Amanda cast a quick look around. Luckily, the cafeteria was nearly empty. “Fine, but no more.” She raised her wine and threw it back with a grimace. Rita and Dylan followed her example, slamming their empty cups on the table.
“See? That wasn’t so hard,” Dylan said, promptly topping everyone up from the mysterious plastic jug next to her.
“Whoa, I said no more,” Amanda protested.
“Oh, come on. Live a little,” Dylan said. “Tomorrow, it could be all over. We could be zombie chow.”
Amanda rolled her eyes, but already she could feel a warm glow building in the pit of her stomach. “You promised us a story. Cough it up.”
“You asked for it,” Dylan said. She pulled up her sleeve and showed them the ugly scar left by the zombie bite that had infected her. “This is where it all began.”
Amanda listened in awed silence as Dylan relayed her adventures from the moment she was bitten until she arrived at the gates of Fort Knox in Alex’s car.
“That is some story,” Rita said, finishing her wine and taking hold of the jug. “Ray and his buddies got what they deserved, in my opinion, and Dr. Hayes is an idiot for not seeing that.”
“Agreed,” Amanda said, taking a deep swig from her cup. “I can’t believe he’d blame you for something you couldn’t control. Maybe you lost it a little and went overboard, but it was self-defense. They got what they deserved.”
Dylan shrugged. “I don’t know. I tried to eat Alex too.”
“He forgave you, didn’t he? Why can’t the good doc?” Amanda said, waving her hand dismissively. “No, it’s something else.”
“I do have a theory,” Dylan replied.
“Which is?” Amanda asked.
“There’s a thin line between love and hate, and I only now realize how much he loved me. When I showed him I was only human, and worse, a very flawed one, I fell off my pedestal with a bang.”
“I don’t think it’s that at all,” Amanda said. “The truth is, you chose Nick over him, and your revelation gave him the excuse he needed to get back at you.”
“Revenge, huh?” Dylan asked with a short laugh. “Well, I guess I can’t blame him.”
Rita snorted. “Don’t be such a pushover. You had the right to choose someone else, and it’s not like you hurt him on purpose. He’s got no call to treat you like trash because of that.”

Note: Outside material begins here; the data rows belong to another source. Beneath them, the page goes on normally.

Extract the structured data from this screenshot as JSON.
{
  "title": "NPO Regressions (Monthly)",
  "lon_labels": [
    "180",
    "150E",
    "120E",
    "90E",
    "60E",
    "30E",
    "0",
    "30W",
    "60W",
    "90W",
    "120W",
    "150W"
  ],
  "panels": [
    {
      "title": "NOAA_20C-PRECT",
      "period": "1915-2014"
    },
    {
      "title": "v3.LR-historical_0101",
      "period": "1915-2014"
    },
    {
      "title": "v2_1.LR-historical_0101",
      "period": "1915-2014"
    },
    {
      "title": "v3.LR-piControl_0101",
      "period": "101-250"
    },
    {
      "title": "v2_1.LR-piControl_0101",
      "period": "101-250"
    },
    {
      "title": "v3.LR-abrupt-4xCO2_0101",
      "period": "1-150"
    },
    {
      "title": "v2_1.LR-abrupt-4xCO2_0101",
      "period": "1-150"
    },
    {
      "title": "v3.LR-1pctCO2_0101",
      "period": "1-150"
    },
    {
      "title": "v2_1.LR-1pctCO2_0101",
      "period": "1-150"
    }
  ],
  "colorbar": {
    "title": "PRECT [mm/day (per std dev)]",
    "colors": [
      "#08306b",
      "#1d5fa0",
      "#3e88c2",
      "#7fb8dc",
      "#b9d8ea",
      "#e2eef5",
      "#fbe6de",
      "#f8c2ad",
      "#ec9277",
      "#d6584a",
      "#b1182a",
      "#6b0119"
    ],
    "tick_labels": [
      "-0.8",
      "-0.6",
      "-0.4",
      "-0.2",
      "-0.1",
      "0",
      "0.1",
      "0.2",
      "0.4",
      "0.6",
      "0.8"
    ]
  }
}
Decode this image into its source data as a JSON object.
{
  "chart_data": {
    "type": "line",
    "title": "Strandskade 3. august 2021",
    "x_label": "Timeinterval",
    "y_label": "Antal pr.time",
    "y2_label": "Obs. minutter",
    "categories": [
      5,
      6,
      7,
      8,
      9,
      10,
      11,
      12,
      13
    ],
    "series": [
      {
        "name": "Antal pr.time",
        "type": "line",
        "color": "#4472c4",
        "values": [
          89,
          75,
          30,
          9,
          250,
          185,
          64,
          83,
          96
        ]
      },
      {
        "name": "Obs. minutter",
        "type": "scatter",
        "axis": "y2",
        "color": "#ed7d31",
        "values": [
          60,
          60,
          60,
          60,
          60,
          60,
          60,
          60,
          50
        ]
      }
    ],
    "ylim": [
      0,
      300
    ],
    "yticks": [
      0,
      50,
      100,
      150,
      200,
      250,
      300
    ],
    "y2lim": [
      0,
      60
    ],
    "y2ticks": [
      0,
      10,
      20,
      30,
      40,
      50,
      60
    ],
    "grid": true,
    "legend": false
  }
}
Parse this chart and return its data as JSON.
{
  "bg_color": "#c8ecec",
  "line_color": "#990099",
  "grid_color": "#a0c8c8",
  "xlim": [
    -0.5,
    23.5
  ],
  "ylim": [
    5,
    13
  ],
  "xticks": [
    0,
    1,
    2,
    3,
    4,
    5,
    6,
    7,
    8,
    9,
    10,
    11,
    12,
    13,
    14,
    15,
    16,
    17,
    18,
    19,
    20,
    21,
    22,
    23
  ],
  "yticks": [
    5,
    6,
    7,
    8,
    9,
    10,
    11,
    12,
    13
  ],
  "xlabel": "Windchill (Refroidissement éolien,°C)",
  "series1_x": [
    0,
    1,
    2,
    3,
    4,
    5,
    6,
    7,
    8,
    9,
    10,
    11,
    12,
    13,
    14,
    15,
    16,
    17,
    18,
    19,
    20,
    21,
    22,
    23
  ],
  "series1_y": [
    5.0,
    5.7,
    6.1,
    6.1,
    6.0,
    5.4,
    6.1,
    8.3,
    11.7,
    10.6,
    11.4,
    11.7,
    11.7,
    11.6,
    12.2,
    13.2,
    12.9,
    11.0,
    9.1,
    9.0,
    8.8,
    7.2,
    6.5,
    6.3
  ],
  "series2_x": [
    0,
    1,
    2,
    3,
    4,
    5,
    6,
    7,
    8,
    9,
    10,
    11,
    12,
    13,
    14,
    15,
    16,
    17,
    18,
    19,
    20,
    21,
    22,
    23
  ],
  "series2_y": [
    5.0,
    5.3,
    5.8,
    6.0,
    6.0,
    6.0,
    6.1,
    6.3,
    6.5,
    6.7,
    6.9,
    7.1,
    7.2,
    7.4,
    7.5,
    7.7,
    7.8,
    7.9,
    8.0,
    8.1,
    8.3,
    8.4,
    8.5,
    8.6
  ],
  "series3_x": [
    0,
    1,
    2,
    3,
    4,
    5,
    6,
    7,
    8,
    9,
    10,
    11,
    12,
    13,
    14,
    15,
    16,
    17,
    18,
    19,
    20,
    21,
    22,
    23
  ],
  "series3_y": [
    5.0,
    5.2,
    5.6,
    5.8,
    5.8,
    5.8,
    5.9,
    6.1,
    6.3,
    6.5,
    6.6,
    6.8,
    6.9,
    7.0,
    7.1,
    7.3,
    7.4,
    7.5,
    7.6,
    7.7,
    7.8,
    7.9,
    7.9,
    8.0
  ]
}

“Hear, hear,” Amanda said, raising her cup. The warmth in the pit of her stomach had spread to her extremities, and she basked in the golden glow. “I’ll toast to that. Here’s to making our own damn choices.”
Dylan raised her cup in salute. “And being treated with respect.”
Amanda swallowed the last of her wine but almost choked when a stern voice asked, “Amanda, what are you doing? Are you drinking on duty?”
Amanda whirled around and looked up into Ethan’s furious gaze. “Uh…yes. But it was just one drink.”
“Just one?” Ethan asked, his eyes traveling across the table to the nearly empty jug of wine.
Amanda swallowed hard on the knot in her throat. “Okay, maybe it was more than one.”